We present GovAI-Scout, a system that uses an LLM as its primary analytical engine to identify and economically evaluate AI deployment opportunities in government. Unlike prior approaches that use LLMs as wrappers around deterministic models, our architecture places the LLM at the center: Claude generates sector scores, provides natural-language justifications, discovers use cases, and derives economic parameters — all through structured prompts with constrained JSON output. A pre-computed deterministic baseline enables ablation comparison, quantifying the LLM's specific contribution.

Our contributions:

  1. An LLM-driven sector analysis pipeline with documented prompts, constrained output schemas, and ablation comparison against a non-LLM baseline.
  2. A parameter derivation chain grounded in UK HM Treasury Green Book (2022) optimism bias methodology.
  3. Government-realistic Monte Carlo simulation with procurement delays, cost overruns (Standish CHAOS 2020), and political defunding risk.
  4. Cross-country applicability demonstration on Brazil and Saudi Arabia, with results benchmarked against historical government IT outcomes.

System Architecture

The system has one mode of operation, not two:

The LLM IS the analytical engine. Claude receives structured country data and generates: (1) readiness assessment, (2) sector-by-sector scores with justifications, (3) use case proposals, and (4) parameter derivation chains. All outputs conform to predefined JSON schemas. If a response fails schema validation, the prompt is retried — not replaced with hardcoded values.

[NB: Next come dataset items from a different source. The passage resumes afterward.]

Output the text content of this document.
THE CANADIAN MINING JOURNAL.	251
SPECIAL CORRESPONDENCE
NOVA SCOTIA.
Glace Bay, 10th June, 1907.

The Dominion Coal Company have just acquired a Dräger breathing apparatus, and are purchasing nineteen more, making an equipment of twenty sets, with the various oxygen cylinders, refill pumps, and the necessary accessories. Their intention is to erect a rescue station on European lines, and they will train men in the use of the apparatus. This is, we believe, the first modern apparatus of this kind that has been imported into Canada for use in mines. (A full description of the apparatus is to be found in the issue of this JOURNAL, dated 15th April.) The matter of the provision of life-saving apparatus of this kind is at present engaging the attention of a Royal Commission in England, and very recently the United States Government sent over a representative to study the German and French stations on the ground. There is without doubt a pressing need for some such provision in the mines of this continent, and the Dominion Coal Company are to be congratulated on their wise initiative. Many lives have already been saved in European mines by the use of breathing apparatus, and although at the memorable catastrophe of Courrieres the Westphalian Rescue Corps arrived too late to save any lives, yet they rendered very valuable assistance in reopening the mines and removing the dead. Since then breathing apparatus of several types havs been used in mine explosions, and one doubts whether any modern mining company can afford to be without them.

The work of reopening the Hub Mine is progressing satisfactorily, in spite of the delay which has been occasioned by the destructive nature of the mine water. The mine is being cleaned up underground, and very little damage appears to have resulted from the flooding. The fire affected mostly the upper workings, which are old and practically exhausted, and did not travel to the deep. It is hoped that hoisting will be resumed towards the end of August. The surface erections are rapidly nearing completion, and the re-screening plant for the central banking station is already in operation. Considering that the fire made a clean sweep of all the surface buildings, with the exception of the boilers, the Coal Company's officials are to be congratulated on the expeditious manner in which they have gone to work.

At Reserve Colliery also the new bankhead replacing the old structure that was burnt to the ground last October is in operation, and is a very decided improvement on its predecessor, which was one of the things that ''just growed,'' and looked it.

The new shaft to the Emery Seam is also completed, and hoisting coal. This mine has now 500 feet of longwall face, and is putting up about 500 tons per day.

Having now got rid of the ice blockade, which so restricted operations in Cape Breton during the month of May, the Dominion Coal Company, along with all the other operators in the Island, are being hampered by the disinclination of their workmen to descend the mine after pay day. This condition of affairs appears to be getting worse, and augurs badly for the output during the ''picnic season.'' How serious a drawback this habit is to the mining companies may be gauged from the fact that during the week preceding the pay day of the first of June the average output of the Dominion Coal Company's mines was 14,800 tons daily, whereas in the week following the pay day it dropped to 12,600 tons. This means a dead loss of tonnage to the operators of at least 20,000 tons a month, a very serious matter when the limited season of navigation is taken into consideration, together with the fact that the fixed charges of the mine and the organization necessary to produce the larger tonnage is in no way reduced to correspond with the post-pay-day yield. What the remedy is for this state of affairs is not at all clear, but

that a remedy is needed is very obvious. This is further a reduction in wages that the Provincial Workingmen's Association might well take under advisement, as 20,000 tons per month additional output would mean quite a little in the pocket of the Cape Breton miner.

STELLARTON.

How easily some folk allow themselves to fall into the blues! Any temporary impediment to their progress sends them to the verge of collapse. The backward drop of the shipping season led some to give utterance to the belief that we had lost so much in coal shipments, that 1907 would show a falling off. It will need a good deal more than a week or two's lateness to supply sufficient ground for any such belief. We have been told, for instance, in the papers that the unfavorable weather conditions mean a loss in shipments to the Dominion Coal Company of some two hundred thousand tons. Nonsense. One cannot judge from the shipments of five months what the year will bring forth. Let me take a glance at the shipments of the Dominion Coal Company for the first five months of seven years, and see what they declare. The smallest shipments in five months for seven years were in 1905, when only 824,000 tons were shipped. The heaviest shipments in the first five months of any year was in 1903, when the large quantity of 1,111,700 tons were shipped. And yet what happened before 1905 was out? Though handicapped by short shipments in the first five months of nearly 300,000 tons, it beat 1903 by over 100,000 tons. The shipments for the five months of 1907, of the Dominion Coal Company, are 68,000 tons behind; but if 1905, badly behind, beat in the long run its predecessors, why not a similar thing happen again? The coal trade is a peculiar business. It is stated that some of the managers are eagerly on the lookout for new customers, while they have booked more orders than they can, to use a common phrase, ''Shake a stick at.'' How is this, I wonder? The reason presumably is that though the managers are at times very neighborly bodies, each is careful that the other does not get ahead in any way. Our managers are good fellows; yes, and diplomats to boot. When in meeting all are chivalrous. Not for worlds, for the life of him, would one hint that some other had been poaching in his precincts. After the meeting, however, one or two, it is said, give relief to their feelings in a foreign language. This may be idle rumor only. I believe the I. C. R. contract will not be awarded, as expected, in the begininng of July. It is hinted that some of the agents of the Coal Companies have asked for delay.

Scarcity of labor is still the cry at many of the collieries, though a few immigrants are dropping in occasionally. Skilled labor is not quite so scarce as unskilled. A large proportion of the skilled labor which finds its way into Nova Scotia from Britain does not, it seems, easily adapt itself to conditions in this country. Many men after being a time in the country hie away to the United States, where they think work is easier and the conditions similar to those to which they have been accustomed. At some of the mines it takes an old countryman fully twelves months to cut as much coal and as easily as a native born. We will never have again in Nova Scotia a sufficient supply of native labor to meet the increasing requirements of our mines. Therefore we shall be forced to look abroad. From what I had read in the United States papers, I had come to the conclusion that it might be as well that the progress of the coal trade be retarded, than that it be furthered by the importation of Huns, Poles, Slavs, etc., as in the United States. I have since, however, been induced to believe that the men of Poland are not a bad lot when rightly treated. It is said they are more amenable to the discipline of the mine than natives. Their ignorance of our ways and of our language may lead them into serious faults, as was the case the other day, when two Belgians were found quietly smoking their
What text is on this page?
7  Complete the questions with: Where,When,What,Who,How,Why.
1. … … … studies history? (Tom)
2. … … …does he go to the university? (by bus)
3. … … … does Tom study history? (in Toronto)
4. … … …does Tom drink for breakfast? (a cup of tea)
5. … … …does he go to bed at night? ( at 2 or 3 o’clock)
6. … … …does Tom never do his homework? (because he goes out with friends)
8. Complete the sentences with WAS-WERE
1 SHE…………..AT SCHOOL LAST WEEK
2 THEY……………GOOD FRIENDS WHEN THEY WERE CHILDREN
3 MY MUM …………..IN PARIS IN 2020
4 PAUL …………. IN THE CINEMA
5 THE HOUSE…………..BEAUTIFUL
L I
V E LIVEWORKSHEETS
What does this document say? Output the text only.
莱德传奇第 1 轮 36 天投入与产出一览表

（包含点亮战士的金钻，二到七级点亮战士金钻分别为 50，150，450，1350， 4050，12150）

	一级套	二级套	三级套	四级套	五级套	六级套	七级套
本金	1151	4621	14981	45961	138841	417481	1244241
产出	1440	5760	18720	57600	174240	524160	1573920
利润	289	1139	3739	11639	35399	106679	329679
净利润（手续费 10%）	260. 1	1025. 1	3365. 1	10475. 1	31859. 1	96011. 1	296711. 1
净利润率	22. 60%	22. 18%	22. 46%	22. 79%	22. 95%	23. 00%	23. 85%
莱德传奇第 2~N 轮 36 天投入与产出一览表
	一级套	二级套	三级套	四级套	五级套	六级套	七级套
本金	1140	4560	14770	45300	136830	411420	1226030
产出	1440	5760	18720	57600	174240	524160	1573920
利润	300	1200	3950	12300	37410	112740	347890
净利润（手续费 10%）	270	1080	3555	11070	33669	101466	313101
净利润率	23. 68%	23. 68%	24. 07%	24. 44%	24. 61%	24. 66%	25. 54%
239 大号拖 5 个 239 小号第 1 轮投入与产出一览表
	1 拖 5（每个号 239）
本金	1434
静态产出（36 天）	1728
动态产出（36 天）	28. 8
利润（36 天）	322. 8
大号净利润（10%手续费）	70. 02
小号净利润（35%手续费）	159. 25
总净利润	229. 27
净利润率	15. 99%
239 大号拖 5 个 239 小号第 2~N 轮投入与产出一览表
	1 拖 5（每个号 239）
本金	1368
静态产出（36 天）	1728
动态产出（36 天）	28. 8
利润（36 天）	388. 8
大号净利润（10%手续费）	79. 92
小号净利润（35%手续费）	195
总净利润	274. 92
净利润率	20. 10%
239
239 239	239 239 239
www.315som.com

The deterministic baseline exists for one purpose: ablation. To evaluate whether the LLM adds analytical value beyond a naive scoring approach, we maintain a hand-coded baseline with fixed scores. Section 5 compares LLM-generated outputs against this baseline, demonstrating measurable differences in scoring, ranking, and reasoning quality.

This is NOT a fallback architecture. The LLM is essential. The baseline is a control group.

Methodology

Actual Prompts Used

We provide the exact prompts embedded in the system. This enables full technical reproducibility.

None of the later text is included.